Une curieuse épidémie en 1774

Dans le cours de la présente année 1774, Dieu a affligé notre province d'un fléau qui a ruiné nombre de familles. Vers le mois d'octobre dernier, se manifesta une maladie contagieuse sur les bœufs et sur les vaches. Quelques personnes pensaient qu'un quidam qui avait promené une vache dans ces cantons était la cause du malheur, on disait que cet homme avait logé chez Arnaud, aubergiste de Saint-Seurin chez qui vont loger les paroissiens de Saint-Médard, que ce même homme, y ayant trouvé des bouviers de Saint-Médard, en pria un de laisser attacher sa vache au derrière de sa charrette pour s'épargner la peine de la conduire. Suivant cette histoire, les bœufs du bouvier qui menait la vache moururent les premiers, ensuite ceux d'un bouvier qui suivait la vache.

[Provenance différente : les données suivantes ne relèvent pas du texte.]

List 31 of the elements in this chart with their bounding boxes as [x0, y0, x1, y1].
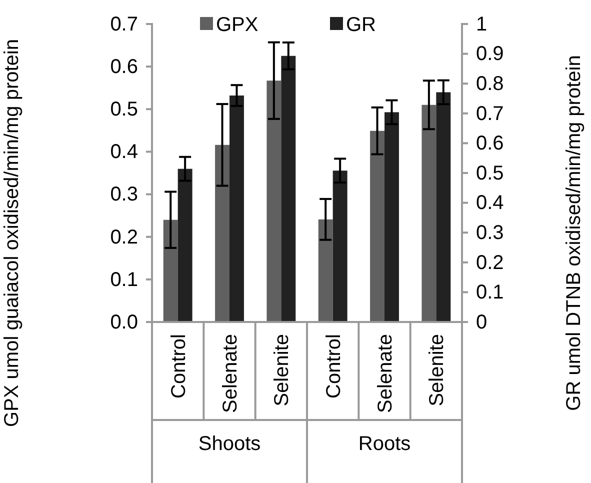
- x-tick-label: Selenate: [374, 334, 396, 413]
- y2-tick-label: 0.6: [476, 132, 504, 155]
- y2-tick-label: 0.5: [476, 162, 504, 184]
- legend-label: GR: [346, 14, 376, 36]
- y2-tick-label: 0.1: [476, 282, 504, 304]
- y2-tick-label: 1: [476, 13, 488, 36]
- y-tick-label: 0.2: [110, 226, 138, 248]
- text: Roots: [358, 433, 411, 455]
- y-tick-label: 0.4: [110, 141, 138, 164]
- legend-label: GPX: [216, 14, 258, 36]
- y-axis-title: GPX umol guaiacol oxidised/min/mg protein: [1, 39, 23, 427]
- y-tick-label: 0.7: [110, 13, 138, 36]
- x-tick-label: Selenate: [220, 334, 242, 413]
- y2-tick-label: 0.7: [476, 102, 504, 125]
- x-tick-label: Control: [322, 334, 345, 398]
- y-tick-label: 0.0: [110, 311, 138, 334]
- y2-tick-label: 0.9: [476, 43, 504, 66]
- y-tick-label: 0.3: [110, 184, 138, 206]
- y2-axis-title: GR umol DTNB oxidised/min/mg protein: [563, 55, 585, 411]
- y2-tick-label: 0.2: [476, 252, 504, 274]
- y2-tick-label: 0.3: [476, 222, 504, 244]
- y2-tick-label: 0.4: [476, 192, 504, 214]
- y2-tick-label: 0.8: [476, 73, 504, 95]
- text: Shoots: [198, 433, 261, 455]
- y-tick-label: 0.6: [110, 56, 138, 78]
- y-tick-label: 0.1: [110, 268, 138, 291]
- y2-tick-label: 0: [476, 311, 488, 334]
- x-tick-label: Selenite: [271, 334, 294, 406]
- x-tick-label: Control: [168, 334, 190, 398]
- x-tick-label: Selenite: [426, 334, 448, 406]
- y-tick-label: 0.5: [110, 98, 138, 121]
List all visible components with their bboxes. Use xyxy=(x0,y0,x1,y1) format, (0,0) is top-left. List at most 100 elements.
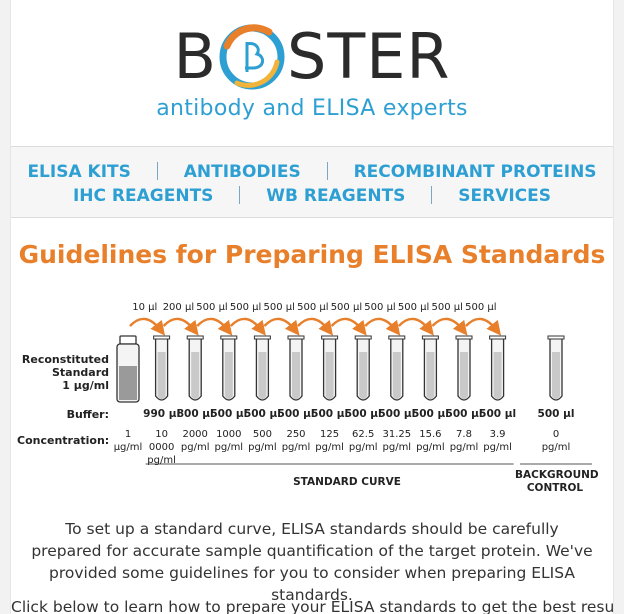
transfer-volume-label: 500 µl xyxy=(465,302,497,313)
concentration-unit: pg/ml xyxy=(214,442,244,453)
transfer-arrow-icon xyxy=(364,317,401,336)
concentration-value: 7.8 pg/ml xyxy=(444,428,484,454)
transfer-arrow-icon xyxy=(297,317,334,336)
test-tube-icon xyxy=(253,335,271,401)
transfer-volume-label: 500 µl xyxy=(431,302,463,313)
buffer-volume: 500 µl xyxy=(243,408,281,420)
concentration-value: 250 pg/ml xyxy=(276,428,316,454)
standard-vial-icon xyxy=(116,335,140,403)
intro-paragraph: To set up a standard curve, ELISA standa… xyxy=(31,520,593,604)
email-card: B STER antibody and ELISA experts ELISA … xyxy=(11,0,613,614)
background-tube-icon xyxy=(547,335,565,401)
logo-o-icon xyxy=(219,24,285,90)
concentration-unit: µg/ml xyxy=(113,442,143,453)
transfer-volume-label: 500 µl xyxy=(330,302,363,313)
concentration-unit: pg/ml xyxy=(416,442,445,453)
buffer-volume: 500 µl xyxy=(445,408,483,420)
buffer-volume: 800 µl xyxy=(176,408,214,420)
concentration-row-label: Concentration: xyxy=(17,434,110,447)
nav-row-2: IHC REAGENTS WB REAGENTS SERVICES xyxy=(11,186,613,206)
background-label-line-2: CONTROL xyxy=(526,482,584,494)
transfer-arrow-icon xyxy=(397,317,434,336)
concentration-unit: pg/ml xyxy=(315,442,344,453)
concentration-number: 2000 xyxy=(182,429,208,440)
cta-text: Click below to learn how to prepare your… xyxy=(11,598,613,614)
concentration-value: 2000 pg/ml xyxy=(175,428,215,454)
test-tube-icon xyxy=(220,335,238,401)
buffer-volume: 500 µl xyxy=(311,408,349,420)
concentration-value: 62.5 pg/ml xyxy=(343,428,383,454)
nav-separator xyxy=(156,162,158,180)
concentration-number: 15.6 xyxy=(419,429,442,440)
concentration-value: 125 pg/ml xyxy=(310,428,350,454)
nav-link-services[interactable]: SERVICES xyxy=(458,186,552,206)
nav-link-wb-reagents[interactable]: WB REAGENTS xyxy=(266,186,406,206)
concentration-unit: pg/ml xyxy=(541,442,571,453)
standard-curve-label: STANDARD CURVE xyxy=(293,476,401,488)
transfer-arrow-icon xyxy=(330,317,367,336)
transfer-arrow-icon xyxy=(263,317,300,336)
concentration-number: 125 xyxy=(320,429,340,440)
reconstituted-label-line-1: Reconstituted xyxy=(21,353,109,366)
buffer-volume: 500 µl xyxy=(378,408,416,420)
transfer-volume-label: 500 µl xyxy=(229,302,262,313)
buffer-volume: 500 µl xyxy=(411,408,449,420)
transfer-arrow-icon xyxy=(465,317,502,336)
dilution-diagram[interactable]: Reconstituted Standard 1 µg/ml Buffer: C… xyxy=(11,296,613,504)
transfer-arrow-icon xyxy=(162,317,199,336)
transfer-arrow-icon xyxy=(129,317,166,336)
nav-link-antibodies[interactable]: ANTIBODIES xyxy=(183,162,301,182)
concentration-value: 500 pg/ml xyxy=(242,428,282,454)
nav-row-1: ELISA KITS ANTIBODIES RECOMBINANT PROTEI… xyxy=(11,162,613,182)
nav-separator xyxy=(239,186,241,204)
brand-logo[interactable]: B STER xyxy=(11,20,613,94)
logo-o-slot xyxy=(217,24,287,90)
concentration-value: 15.6 pg/ml xyxy=(410,428,450,454)
test-tube-icon xyxy=(388,335,406,401)
concentration-number: 10 0000 xyxy=(148,429,175,453)
logo-letter-b: B xyxy=(173,20,218,93)
main-nav: ELISA KITS ANTIBODIES RECOMBINANT PROTEI… xyxy=(11,146,613,218)
test-tube-icon xyxy=(421,335,439,401)
buffer-volume: 990 µl xyxy=(143,408,181,420)
dilution-diagram-graphics xyxy=(116,317,592,465)
transfer-volume-label: 500 µl xyxy=(196,302,228,313)
buffer-volume: 500 µl xyxy=(210,408,248,420)
concentration-number: 62.5 xyxy=(352,429,375,440)
test-tube-icon xyxy=(153,335,171,401)
logo-letters-ster: STER xyxy=(287,20,451,93)
test-tube-icon xyxy=(186,335,204,401)
concentration-value: 31.25 pg/ml xyxy=(377,428,417,454)
concentration-unit: pg/ml xyxy=(449,442,479,453)
concentration-value: 1 µg/ml xyxy=(108,428,148,454)
nav-link-ihc-reagents[interactable]: IHC REAGENTS xyxy=(72,186,214,206)
test-tube-icon xyxy=(455,335,473,401)
transfer-volume-label: 500 µl xyxy=(364,302,396,313)
reconstituted-label-line-2: Standard xyxy=(51,366,109,379)
nav-link-recombinant-proteins[interactable]: RECOMBINANT PROTEINS xyxy=(353,162,597,182)
transfer-arrow-icon xyxy=(229,317,266,336)
test-tube-icon xyxy=(489,335,507,401)
concentration-value: 1000 pg/ml xyxy=(209,428,249,454)
concentration-number: 250 xyxy=(286,429,306,440)
concentration-unit: pg/ml xyxy=(180,442,210,453)
transfer-arrow-icon xyxy=(196,317,233,336)
concentration-number: 0 xyxy=(552,429,560,440)
transfer-volume-label: 500 µl xyxy=(397,302,430,313)
nav-separator xyxy=(326,162,328,180)
page-title: Guidelines for Preparing ELISA Standards xyxy=(18,240,606,269)
brand-tagline: antibody and ELISA experts xyxy=(156,96,468,121)
concentration-unit: pg/ml xyxy=(248,442,277,453)
concentration-unit: pg/ml xyxy=(382,442,412,453)
concentration-value: 10 0000 pg/ml xyxy=(142,428,182,467)
nav-link-elisa-kits[interactable]: ELISA KITS xyxy=(27,162,131,182)
concentration-unit: pg/ml xyxy=(483,442,512,453)
buffer-volume: 500 µl xyxy=(277,408,315,420)
concentration-unit: pg/ml xyxy=(348,442,378,453)
transfer-volume-label: 500 µl xyxy=(297,302,329,313)
brand-header[interactable]: B STER antibody and ELISA experts xyxy=(11,0,613,146)
background-buffer-volume: 500 µl xyxy=(537,408,575,420)
concentration-number: 31.25 xyxy=(382,429,412,440)
buffer-volume: 500 µl xyxy=(479,408,517,420)
test-tube-icon xyxy=(321,335,339,401)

Quoi qu'il en soit de cette histoire, il est très sûr que la maladie se manifesta sur la paroisse de Saint-Médard. Un cas se révéla en Astignan, Issac, le Bourg et Gajac. Comme le mal gagnait, les supérieurs y apportaient attention, on cherchait les remèdes à ce terrible mal mais inutilement : le plus efficace fut d'empêcher la communication. Il était difficile d'y parvenir parce que la nécessité d'aller cueillir et ramasser la vendange obligeait certains d'entre mes paroissiens d'aller avec bœuf et charrette chercher leur petite récolte dans les vignes d'Astignan. De plus, la saison de du miel était arrivée (la lande avec l'apparence de ne rapporter que des sables morts produisait quantité de miel, la cire, le goudron, la résine et le charbon, écrit l'intendant en 1743).

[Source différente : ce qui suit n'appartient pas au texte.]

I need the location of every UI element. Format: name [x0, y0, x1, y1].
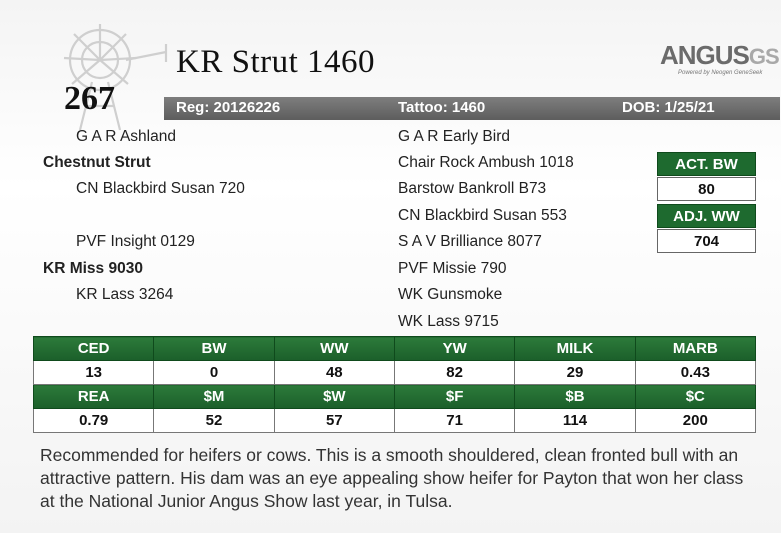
date-of-birth: DOB: 1/25/21 — [622, 99, 715, 116]
logo-subtitle: Powered by Neogen GeneSeek — [678, 70, 763, 76]
logo-text: ANGUSGS — [660, 40, 780, 70]
epd-value-m: 52 — [153, 408, 275, 433]
epd-value-milk: 29 — [514, 360, 636, 385]
epd-header-milk: MILK — [514, 336, 636, 361]
sire-sire-sire: G A R Early Bird — [398, 128, 510, 145]
epd-header-bw: BW — [153, 336, 275, 361]
epd-value-rea: 0.79 — [32, 408, 155, 433]
epd-header-marb: MARB — [634, 336, 757, 361]
act-bw-value: 80 — [657, 177, 756, 201]
windmill-icon — [63, 24, 168, 131]
epd-header-m: $M — [153, 384, 275, 409]
dam-sire-dam: PVF Missie 790 — [398, 260, 507, 277]
dam-dam-sire: WK Gunsmoke — [398, 286, 503, 303]
sire-dam-sire: Barstow Bankroll B73 — [398, 180, 547, 197]
animal-name: KR Strut 1460 — [176, 44, 376, 80]
sire-sire-dam: Chair Rock Ambush 1018 — [398, 154, 574, 171]
epd-header-c: $C — [634, 384, 757, 409]
dam-dam: KR Lass 3264 — [76, 286, 174, 303]
lot-number: 267 — [64, 80, 115, 117]
dam: KR Miss 9030 — [43, 260, 143, 277]
dam-dam-dam: WK Lass 9715 — [398, 313, 499, 330]
sire-dam: CN Blackbird Susan 720 — [76, 180, 245, 197]
epd-value-yw: 82 — [393, 360, 516, 385]
epd-header-rea: REA — [32, 384, 155, 409]
tattoo: Tattoo: 1460 — [398, 99, 486, 116]
epd-value-w: 57 — [273, 408, 395, 433]
epd-header-b: $B — [514, 384, 636, 409]
epd-value-f: 71 — [393, 408, 516, 433]
epd-value-b: 114 — [514, 408, 636, 433]
epd-value-ww: 48 — [273, 360, 395, 385]
epd-value-row: 13 0 48 82 29 0.43 — [32, 360, 757, 385]
epd-value-ced: 13 — [32, 360, 155, 385]
epd-value-row: 0.79 52 57 71 114 200 — [32, 408, 757, 433]
epd-table: CED BW WW YW MILK MARB 13 0 48 82 29 0.4… — [32, 336, 757, 433]
adj-ww-value: 704 — [657, 229, 756, 253]
dam-sire-sire: S A V Brilliance 8077 — [398, 233, 542, 250]
epd-value-c: 200 — [634, 408, 757, 433]
epd-header-f: $F — [393, 384, 516, 409]
adj-ww-label: ADJ. WW — [657, 204, 756, 228]
epd-header-ww: WW — [273, 336, 395, 361]
epd-value-bw: 0 — [153, 360, 275, 385]
epd-value-marb: 0.43 — [634, 360, 757, 385]
epd-header-ced: CED — [32, 336, 155, 361]
comments-text: Recommended for heifers or cows. This is… — [40, 445, 744, 511]
epd-header-row: CED BW WW YW MILK MARB — [32, 336, 757, 361]
registration-number: Reg: 20126226 — [176, 99, 281, 116]
epd-header-row: REA $M $W $F $B $C — [32, 384, 757, 409]
sire: Chestnut Strut — [43, 154, 151, 171]
epd-header-w: $W — [273, 384, 395, 409]
angus-gs-logo: ANGUSGS Powered by Neogen GeneSeek — [660, 40, 780, 84]
epd-header-yw: YW — [393, 336, 516, 361]
act-bw-label: ACT. BW — [657, 152, 756, 176]
sire-sire: G A R Ashland — [76, 128, 176, 145]
sire-dam-dam: CN Blackbird Susan 553 — [398, 207, 567, 224]
dam-sire: PVF Insight 0129 — [76, 233, 195, 250]
info-bar: Reg: 20126226 Tattoo: 1460 DOB: 1/25/21 — [164, 97, 780, 120]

Ceux de Saint-Médard qui en avaient à vendre venaient de nuit et le portaient soit chez Maisonnobe dit le Compte (ce Maisonnobe, Auvergnat, s'établit par la suite à Saint-Médard où il tenait auberge, vraisemblablement il fit construire la maison qui appartient à Ch. Lestage, boulanger.) Soit chez Heyquem, dit Magouye, qui en fait le commerce dans cette paroisse. M. l'abbé Beaurein fit défendre le transport de miel et de vin et pour mieux réussir il fit un acte audit Maisonnobe tant comme propriétaire et bien tenant qu'en qualité de procureur constitué de M. le Commandeur (le commandeur du Temple puis de Malte, seigneur de Martignas) par lequel acte il rendait ledit Compte responsable de tous les événements qui s'ensuivraient du transport du miel et du vin par des bouviers de Saint-Médard qui aurait pu porter la contagion sur la paroisse.

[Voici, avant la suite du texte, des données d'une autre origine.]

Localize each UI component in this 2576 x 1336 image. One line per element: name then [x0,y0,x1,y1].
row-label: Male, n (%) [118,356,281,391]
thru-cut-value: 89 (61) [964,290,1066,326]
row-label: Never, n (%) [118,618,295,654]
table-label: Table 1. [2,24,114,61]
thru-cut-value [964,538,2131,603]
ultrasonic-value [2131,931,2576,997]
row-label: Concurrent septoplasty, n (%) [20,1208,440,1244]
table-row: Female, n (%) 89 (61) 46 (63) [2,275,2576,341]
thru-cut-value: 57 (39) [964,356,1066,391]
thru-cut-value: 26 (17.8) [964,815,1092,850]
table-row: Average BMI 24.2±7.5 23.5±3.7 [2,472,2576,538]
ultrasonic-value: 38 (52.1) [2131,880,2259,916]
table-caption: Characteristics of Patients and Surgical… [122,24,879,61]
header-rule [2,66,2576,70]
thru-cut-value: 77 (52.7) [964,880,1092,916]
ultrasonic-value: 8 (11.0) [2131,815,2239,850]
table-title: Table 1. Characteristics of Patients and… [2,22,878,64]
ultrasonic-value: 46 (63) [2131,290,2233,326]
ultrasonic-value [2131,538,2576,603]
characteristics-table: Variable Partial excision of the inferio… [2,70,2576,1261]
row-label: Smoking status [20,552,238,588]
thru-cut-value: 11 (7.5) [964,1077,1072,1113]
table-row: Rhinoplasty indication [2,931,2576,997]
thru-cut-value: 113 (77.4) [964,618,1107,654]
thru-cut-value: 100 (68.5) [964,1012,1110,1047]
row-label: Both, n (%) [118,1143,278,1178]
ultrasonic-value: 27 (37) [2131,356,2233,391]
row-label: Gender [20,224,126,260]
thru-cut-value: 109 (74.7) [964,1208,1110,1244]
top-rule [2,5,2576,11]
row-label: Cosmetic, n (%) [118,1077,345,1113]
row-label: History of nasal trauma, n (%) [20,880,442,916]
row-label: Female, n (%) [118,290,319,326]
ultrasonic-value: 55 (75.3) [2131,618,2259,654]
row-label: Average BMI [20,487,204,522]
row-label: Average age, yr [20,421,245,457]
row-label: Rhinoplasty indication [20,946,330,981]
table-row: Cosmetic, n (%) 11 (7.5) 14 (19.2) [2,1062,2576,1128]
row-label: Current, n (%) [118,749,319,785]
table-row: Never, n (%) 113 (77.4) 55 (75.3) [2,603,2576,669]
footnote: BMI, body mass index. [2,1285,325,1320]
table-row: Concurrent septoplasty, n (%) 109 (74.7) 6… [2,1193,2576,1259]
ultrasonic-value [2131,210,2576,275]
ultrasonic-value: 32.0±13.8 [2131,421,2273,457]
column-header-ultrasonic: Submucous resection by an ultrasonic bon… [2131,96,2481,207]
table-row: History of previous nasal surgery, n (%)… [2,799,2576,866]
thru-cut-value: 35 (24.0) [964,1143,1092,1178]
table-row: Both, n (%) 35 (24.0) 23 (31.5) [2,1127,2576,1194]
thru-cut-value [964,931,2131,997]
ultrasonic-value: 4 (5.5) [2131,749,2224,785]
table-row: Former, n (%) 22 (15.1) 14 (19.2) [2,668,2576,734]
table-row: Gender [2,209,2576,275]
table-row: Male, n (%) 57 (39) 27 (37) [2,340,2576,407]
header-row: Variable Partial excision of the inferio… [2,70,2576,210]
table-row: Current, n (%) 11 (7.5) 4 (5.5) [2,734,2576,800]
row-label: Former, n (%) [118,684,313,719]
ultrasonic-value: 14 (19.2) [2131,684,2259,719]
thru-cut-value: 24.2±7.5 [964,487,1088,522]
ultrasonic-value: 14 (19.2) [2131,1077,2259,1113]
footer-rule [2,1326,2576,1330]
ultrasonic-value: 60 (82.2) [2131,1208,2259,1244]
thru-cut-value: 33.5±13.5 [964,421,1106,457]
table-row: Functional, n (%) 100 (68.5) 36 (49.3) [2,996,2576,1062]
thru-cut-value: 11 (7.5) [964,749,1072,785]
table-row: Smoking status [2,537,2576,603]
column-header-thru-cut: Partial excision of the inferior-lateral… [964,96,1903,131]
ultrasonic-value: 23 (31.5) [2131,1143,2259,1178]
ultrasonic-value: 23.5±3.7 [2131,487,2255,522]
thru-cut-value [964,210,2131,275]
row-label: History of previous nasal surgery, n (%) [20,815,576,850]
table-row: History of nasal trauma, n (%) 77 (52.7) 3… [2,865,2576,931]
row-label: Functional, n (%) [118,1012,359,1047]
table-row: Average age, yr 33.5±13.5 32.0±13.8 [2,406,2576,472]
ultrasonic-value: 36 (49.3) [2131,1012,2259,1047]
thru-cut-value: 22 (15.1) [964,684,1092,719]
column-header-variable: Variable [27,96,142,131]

Quant à moi, curé de cette paroisse, ne pouvant rien faire de mieux je consignais un louis d'or entre les mains de François Constantin, dit Panchille, syndic du Tènement Denigès pour qu'il eut à le distribuer à ceux d'entre mes paroissiens qui arrêteraient quelques bouviers étrangers, surtout de Saint Médard, où régnait la contagion. Cet expédiant réussit. Les paroisses voisines en ayant entendu parler craignaient et ne vinrent plus à Martignas. Cependant, les froids qui règnent depuis bien des jours et qui sont très forts faisant cesser nos craintes, des bouviers des paroisses où ne règne pas la contagion viennent porter le miel, M. Copmartin, subdélégué de l'Intendance, l'ayant ainsi décidé (secrétaire général de la préfecture actuelle). Eysine, Parempuyre, Saint-Aubin, Salaune, Gradignan ont souffert. Le 23 novembre 1774. Signé : Siniê Curé.

À tous ces fléaux s'ajoutaient les dégâts causés par les loups. Une note de Guyot de Laprade, maître particulier des eaux et forêts du 15 janvier 1785, signale que « les environs de Bordeaux sont infestés de loups et de sangliers qui donnent des occasions fréquentes aux paroisses de former des troupes pour leur faire la chasse ce qui a déjà occasionné trois différents procès cette année par la jalousie des quelques seigneurs qui ont trouvé « mauvais

qu'on traversât leurs terres et à main armée ». C'est pour parer à toutes les difficultés que, dans les dernières années de l'ancien régime, le gouvernement royal s'efforce de soulager les paysans et de leur venir en aide par diverses mesures notamment :
- la dispense de tirage au sort des milices,
- le dégrèvement des terres défrichées,
- l'enquête sur les corvées.

Notes du docteur Arnaud Alcide Castaing sur la paroisse de Saint-Médard-en-Jalles sous l’Ancien Régime et sur la commune de la Révolution au XXe siècle, dossier familial, 1946, 270 pages, p.47.